Improving Adult Literacy Instruction: Options for Practice and Research
Bob Hauser, executive director of the Division of Behavioral and Social Sciences and Education (DBASSE), welcomed attendees, offered background information on the National Research Council and DBASSE, introduced staff and committee members, and explained what the day’s sessions will cover.
Bob Hauser introduces Brenda Dann-Messier, assistant secretary for vocational and adult education at the U.S. Department of Education, who discussed the importance of adult literacy and how the report and adult education in general relate to the administration’s goals for improving college completion rates, training teachers, and preparing the workforce. (The Office of Vocational and Adult Education sponsored the study that produced the report.)
Roberto Rodriguez, special assistant to the president for education at the White House Domestic Policy Council, discussed links between the economy and the education system, the consequences of low literacy rates, and the need for adult basic education programs.
Members of the committee that wrote the report discussed their findings and recommendations.
- Committee chair Alan Lesgold from the University of Pittsburgh discussed the importance of literacy and the challenge the U.S. faces in getting its citizens to the proficiency levels needed for the jobs of the future. He also provided an overview of the report’s conclusions and recommendations.
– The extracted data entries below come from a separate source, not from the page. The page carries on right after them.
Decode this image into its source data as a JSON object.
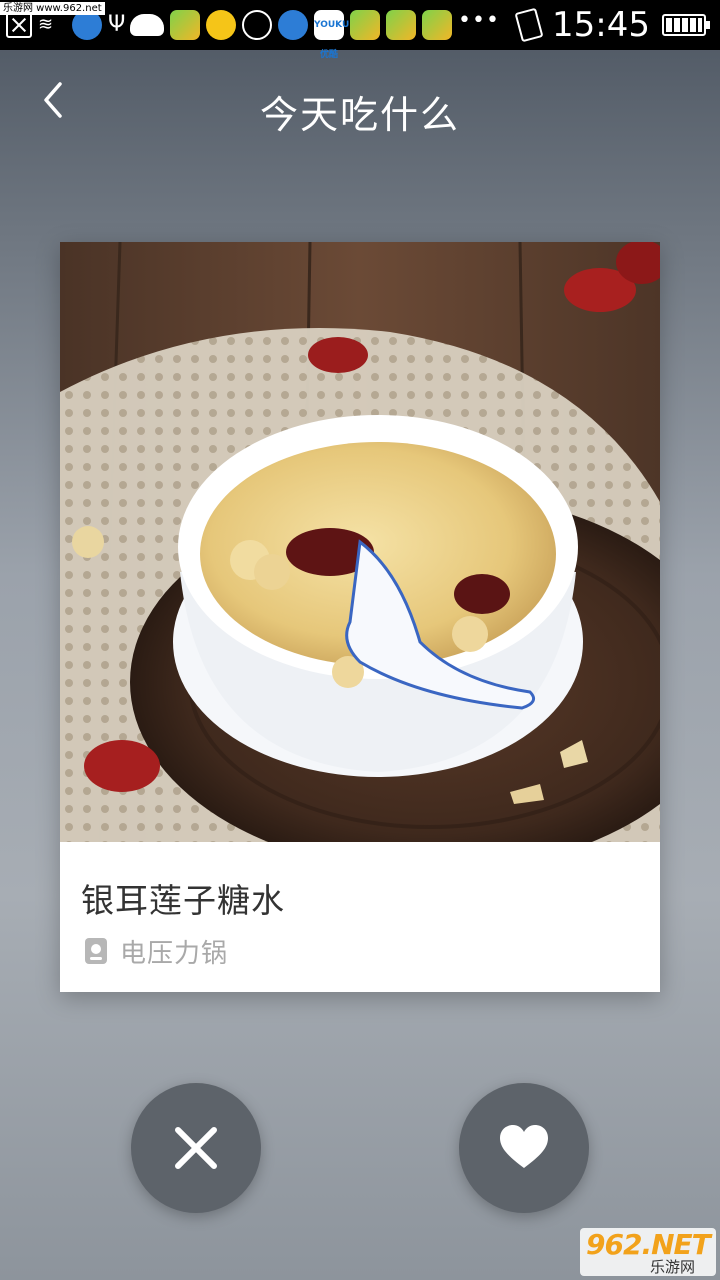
{
  "status_bar": {
    "watermark": "乐游网 www.962.net",
    "time": "15:45",
    "youku_label": "YOUKU 优酷",
    "overflow_dots": "•••"
  },
  "header": {
    "title": "今天吃什么"
  },
  "card": {
    "dish_name": "银耳莲子糖水",
    "cookware": "电压力锅"
  },
  "site_logo": {
    "main": "962.NET",
    "sub": "乐游网"
  },
  "colors": {
    "action_button": "#5d636a",
    "cookware_text": "#a9a9a9",
    "dish_text": "#333333"
  }
}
- Aydin Durgonoglu of the University of Minnesota, Duluth, discussed the diverse group of English language learners, the factors that influence how fast they learn, promising instructional practices, and research priorities.
- Art Graesser of the University of Memphis discussed the difficulty of delivering science-based instruction and the ways technology can help in this effort.
- Following discussion with and questions from the audience, Daryl Mellard of the University of Kansas spoke about the importance of assessments in discerning students’ progress and needs, enabling teachers and tutors to choose appropriate instructional approaches.
- Kenneth Pugh of Haskins Laboratories in New Haven spoke about how the brain’s neurobiology interacts with the environment and instructional practices to affect how people learn to read and write.
A panel composed of members of stakeholder groups – community colleges, employers, philanthropy – responded to the report’s findings and recommendations.
- After being introduced by Bob Hauser, panel moderator Johan Uvin, deputy assistant secretary in the Education Department’s Office of Vocational and Adult Education, spoke about the office’s priorities for adult education and introduced the panelists.
- Josephine Reed, deputy commissioner of Technical College System of Georgia, discussed adult literacy in the context of community colleges. She offered an example of a successful adult education dual enrollment program at one of her system’s schools, and discussed funding shortages and other challenges community colleges face.
- Gavin Kerr, president and CEO of the Inglis Foundation, offered an employer’s perspective on literacy. He described an institute that Inglis and other organizations in Philadelphia have created to develop health care workers’ skills, including basic literacy skills, and called for employers to play a greater role in solving the literacy problem.
- Offering the perspective of a philanthropic organization, Andres Henriquez of the Carnegie Corporation spoke about how the new ELA common core standards will raise expectations for what a literate person should be able to do. He stressed the need to align literacy instruction across the K-12 and adult education systems, creating a cradle-to-grave system to support literacy in the U.S.
After the presentations, each panelist answered the question: What should the top policy priority be in terms of supporting adult literacy? The panelists then took questions and comments from the audience.
In closing the meeting, Johan Uvin called for broadening the discussion to involve the hundreds of thousands of paid adult literacy instructors and volunteers in the U.S., and urged participants to think about ways to disseminate these findings widely. Alan Lesgold noted that the NRC will be condensing the report’s messages for policy and other audiences (view the report briefs and booklets), and that discussions will continue regarding next steps.